A l’état basal, la eNOS est ancrée et maintenue dans un état inactif au niveau de la membrane plasmique via les cavéolines (CaV) (isoformes 1 et 3, respectivement endothéliale et cardiomyocytaire) (Feron et Balligand, 2006) qui sont des protéines de structure de la membrane plasmique, responsables de la formation et de la stabilisation des cavéoles (Feron and Balligand, 2006; Feron et

Figure 17 : Représentation des différents sites de phosphorylation de la eNOS et leur rôle dans l’activité de la protéine (Adaptée de Schulz et al., 2009).

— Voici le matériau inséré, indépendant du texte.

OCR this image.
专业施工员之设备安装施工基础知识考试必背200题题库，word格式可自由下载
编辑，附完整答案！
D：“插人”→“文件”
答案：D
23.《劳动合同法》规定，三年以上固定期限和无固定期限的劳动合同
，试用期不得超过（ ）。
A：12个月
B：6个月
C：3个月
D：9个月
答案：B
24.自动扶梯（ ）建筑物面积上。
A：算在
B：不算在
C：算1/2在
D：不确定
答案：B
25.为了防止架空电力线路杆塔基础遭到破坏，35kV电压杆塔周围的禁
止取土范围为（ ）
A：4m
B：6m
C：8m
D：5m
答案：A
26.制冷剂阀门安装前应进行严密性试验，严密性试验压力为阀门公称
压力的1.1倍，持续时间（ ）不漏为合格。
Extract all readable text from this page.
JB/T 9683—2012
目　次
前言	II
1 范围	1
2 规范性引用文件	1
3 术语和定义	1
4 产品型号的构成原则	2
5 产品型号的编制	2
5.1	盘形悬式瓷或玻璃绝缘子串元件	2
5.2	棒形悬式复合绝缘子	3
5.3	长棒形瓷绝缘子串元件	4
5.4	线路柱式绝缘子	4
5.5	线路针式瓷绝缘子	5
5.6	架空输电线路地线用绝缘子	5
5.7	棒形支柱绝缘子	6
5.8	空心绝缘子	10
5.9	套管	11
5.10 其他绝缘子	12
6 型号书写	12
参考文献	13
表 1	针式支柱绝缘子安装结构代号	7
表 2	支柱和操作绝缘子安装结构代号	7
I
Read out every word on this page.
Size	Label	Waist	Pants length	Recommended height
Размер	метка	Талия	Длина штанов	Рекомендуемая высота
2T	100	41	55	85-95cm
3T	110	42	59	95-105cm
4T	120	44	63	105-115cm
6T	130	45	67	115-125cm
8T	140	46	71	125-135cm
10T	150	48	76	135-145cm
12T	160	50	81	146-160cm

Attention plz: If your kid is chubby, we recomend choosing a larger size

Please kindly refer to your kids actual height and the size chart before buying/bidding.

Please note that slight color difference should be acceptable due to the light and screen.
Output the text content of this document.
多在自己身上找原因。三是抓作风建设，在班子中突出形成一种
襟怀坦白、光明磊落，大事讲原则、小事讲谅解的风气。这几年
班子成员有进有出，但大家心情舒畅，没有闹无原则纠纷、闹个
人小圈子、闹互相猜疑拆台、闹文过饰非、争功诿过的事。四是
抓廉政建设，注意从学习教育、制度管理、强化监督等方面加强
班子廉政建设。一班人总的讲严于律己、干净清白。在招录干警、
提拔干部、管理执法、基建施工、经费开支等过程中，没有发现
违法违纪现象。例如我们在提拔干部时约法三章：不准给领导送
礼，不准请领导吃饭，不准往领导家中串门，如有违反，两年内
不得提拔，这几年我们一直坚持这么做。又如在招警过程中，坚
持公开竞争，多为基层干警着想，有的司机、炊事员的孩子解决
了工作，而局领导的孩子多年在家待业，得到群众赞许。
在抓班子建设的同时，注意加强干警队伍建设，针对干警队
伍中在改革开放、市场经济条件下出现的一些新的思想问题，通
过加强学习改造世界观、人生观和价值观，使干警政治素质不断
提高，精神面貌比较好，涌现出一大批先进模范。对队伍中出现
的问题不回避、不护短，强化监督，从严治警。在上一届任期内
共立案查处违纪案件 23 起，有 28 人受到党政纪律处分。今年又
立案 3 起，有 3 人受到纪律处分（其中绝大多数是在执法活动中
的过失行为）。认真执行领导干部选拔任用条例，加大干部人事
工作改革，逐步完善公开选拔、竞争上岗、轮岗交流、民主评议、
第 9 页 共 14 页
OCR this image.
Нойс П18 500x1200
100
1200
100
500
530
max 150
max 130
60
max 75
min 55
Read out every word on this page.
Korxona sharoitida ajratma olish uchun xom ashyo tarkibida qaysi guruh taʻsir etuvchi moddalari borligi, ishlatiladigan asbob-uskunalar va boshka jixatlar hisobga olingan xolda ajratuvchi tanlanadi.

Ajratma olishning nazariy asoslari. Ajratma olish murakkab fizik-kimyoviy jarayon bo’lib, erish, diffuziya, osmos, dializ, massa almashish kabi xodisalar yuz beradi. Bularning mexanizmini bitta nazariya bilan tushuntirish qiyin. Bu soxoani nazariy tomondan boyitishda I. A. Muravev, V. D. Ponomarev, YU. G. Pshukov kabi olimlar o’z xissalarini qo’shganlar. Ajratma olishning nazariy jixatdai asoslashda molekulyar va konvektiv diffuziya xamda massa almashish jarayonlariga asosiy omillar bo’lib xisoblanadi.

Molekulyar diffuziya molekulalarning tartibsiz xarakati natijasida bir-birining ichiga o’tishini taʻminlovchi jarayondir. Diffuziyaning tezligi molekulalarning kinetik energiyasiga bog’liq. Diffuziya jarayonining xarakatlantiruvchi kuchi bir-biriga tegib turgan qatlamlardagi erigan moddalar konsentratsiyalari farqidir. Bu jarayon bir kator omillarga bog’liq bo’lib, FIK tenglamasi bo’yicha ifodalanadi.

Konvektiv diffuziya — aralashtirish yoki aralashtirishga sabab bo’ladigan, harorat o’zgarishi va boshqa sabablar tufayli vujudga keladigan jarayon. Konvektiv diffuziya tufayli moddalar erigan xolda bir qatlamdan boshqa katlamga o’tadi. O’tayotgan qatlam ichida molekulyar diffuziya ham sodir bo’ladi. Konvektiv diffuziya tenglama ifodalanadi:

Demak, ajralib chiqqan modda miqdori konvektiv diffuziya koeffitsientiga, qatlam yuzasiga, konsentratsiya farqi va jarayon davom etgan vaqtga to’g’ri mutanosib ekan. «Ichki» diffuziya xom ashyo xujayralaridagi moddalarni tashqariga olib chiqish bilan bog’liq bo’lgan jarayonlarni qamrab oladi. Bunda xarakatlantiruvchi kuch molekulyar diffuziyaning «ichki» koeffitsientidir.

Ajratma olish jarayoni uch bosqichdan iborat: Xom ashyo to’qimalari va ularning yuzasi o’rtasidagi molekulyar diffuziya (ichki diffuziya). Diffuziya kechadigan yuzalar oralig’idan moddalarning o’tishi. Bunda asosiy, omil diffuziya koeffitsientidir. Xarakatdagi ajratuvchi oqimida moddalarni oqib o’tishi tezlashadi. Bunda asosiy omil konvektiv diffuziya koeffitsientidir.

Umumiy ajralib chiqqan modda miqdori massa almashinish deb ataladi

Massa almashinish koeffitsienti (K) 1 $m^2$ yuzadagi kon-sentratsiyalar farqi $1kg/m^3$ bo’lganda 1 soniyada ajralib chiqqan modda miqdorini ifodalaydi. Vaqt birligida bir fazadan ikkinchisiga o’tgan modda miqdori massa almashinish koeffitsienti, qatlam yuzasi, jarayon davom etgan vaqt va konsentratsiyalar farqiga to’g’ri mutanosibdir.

al., 1998). Cette eNOS est maintenue au niveau des cavéoles via différents sites de myristoylation et palmytoylation présents au niveau du domaine oxygénase de l’enzyme (extrémité N-terminale) (Liu et al., 1996). L’activation de la eNOS en réponse à la stimulation d’agonistes (acétylcholine, la bradykinine, le VEGF ou les agonistes des récepteurs β3-adrenergiques), ou encore en réponse à un stress mécanique (forces de cisaillement ou shear stress) conduit à l’augmentation intracellulaire de Ca2+ aboutissant à la formation du complexe Ca2+/CaM qui rompt l’interaction inhibitrice CaV/eNOS. En effet, le Ca2+ en se fixant sur la CaM provoque le déplacement de la liaison inhibitrice entre la eNOS et la cavéoline, rendant ainsi la eNOS fonctionnelle. Cette dissociation primordiale à l’activation de la eNOS favorise le recrutement de Hsp90 (protéine chaperonne du cytosol) et d’Akt, qui d’une part à travers la formation d’un complexe protéique favorise l’association de la CaM avec la eNOS et d’autre part participe à la régulation de l’enzyme par phosphorylation (Figure 17), et notamment par phosphorylation du résidu Serine 1177 (Ser 117), principal site activateur de l’enzyme. Cette phosphorylation est associée en parallèle à une déphosphorylation du résidu Thréonine (Thr 495), principal site inhibiteur de la eNOS (Figure 17). Les principaux sites d’activation et inhibition de l’enzyme sont présentés dans la Figure 17. L’activation de la eNOS est à l’origine d’une translocation de celle-ci vers le cytosol. La localisation subcellulaire de l’enzyme est ensuite régulée par des complexes protéiques appelés NOSIP (NO Synthase Interacting Protein) et NOSTRIN (NO Synthase Traffic Inducer), qui favorisent la translocation cytosolique de la eNOS et son adressage aux différents organites intracellulaires (appareil de Golgi, mitochondrie).